Böyle olsa bile, emeğini satarak geçinmekte olan yüksek eğitimli profesyonellerdeki statü yitimi çok ciddi derecededir ve bu kesim açık biçimde kaderinin diğer ücretlilerle aynı seviyeye yaklaştığını deneyimlemektedir. Ve örneğin işsizliğin en yüksek olduğu grup da üniversite mezunlarıdır.

Bütün bunlar nesnel sınıf konumundan, sınıf kimliğinin ortaya çıkması bakımından harmanlayıcı etkiler yaratır.

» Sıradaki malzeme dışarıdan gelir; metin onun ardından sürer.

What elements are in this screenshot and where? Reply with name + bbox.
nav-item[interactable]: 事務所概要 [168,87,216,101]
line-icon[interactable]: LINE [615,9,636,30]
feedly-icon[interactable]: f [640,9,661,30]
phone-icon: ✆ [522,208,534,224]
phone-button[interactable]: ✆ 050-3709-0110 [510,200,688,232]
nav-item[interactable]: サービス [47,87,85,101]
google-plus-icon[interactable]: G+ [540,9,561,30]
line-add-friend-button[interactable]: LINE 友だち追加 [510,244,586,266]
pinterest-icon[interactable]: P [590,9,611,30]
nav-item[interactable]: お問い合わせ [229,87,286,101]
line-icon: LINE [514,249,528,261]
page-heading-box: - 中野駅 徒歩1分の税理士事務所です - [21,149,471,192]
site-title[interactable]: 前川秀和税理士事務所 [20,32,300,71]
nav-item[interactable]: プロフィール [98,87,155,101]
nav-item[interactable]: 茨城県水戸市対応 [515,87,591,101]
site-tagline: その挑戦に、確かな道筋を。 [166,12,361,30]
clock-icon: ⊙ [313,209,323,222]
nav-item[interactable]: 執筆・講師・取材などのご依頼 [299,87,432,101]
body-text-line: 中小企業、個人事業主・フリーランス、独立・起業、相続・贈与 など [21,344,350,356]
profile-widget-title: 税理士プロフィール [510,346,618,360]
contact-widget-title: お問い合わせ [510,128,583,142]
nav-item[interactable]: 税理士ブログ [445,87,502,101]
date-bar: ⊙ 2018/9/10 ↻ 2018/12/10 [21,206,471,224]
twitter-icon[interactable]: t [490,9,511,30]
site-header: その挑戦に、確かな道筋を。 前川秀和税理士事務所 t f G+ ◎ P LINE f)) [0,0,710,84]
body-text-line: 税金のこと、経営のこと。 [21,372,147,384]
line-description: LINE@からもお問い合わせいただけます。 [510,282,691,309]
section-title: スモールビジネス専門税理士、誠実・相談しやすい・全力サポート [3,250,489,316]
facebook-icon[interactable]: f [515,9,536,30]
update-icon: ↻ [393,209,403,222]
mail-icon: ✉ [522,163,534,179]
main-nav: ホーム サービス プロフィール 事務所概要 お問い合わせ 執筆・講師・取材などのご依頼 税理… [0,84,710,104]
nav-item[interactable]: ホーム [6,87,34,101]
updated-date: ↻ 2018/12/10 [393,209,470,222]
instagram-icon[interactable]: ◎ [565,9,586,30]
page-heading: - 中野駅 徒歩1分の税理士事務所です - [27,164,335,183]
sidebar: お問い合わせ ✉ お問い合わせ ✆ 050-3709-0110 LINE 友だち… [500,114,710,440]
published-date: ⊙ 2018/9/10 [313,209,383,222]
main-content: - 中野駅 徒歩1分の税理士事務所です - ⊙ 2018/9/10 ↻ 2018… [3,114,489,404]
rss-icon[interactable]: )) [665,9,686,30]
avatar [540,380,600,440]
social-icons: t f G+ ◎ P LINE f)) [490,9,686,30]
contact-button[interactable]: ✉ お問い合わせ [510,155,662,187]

Üstelik nesnel sınıf konumundan sınıfın oluşumunu sağlayacak tek etken ekonomik faktörler değildir. Ülkenin gündemini işgal eden siyasal gelişmeleri anmak gerekir. Hatta kimi dönemlerde bunlar sınıf oluşumunu sağlayacak esas faktör olarak bile devreye girebilir. Örneğin bir savaş durumu, çalışma yasalarında bütün ücretlileri etkileyecek düzenlemeler, vb işçi sınıfının bütün katmanlarının konumunu aşağıya çekerek, kaderlerini değiştirenin karşılarındaki sermaye sınıfı olduğu algısının pekişmesine yol açabilir.

Dolayısıyla işçi sınıfı katmanları arasındaki eğitim, gelir farklılıklarından kaynaklanan bakışımsızlığın zahiri olduğu, katmanların tamamının emek güçlerini satmak ortak paydası üzerinden, iktisadi, mali, siyasi gelişmelerden doğrudan etkilendikleri kabul edilmelidir.

Üstelik bu katmanlar içinde oran olarak esas çoğunlukta olan da daha altta yer alanlardır. Dolayısıyla salt buraya yoğunlaşmak bile ön açıcı olabilir.

Şuna dikkat etmek gerekir: İşçi sınıfının oluşumunda mutlaka dışarıdan ideolojik-siyasi içerikli bir müdahaleye gerek vardır. Bu müdahale sınıfın değişik katmanları arasındaki bakışımsızlığı giderecek en önemli faktördür.

O nedenle sınıf nerede diye başı boş dolaşmak yerine sınıfı oluşturmak üzerine odaklanmak gerekir.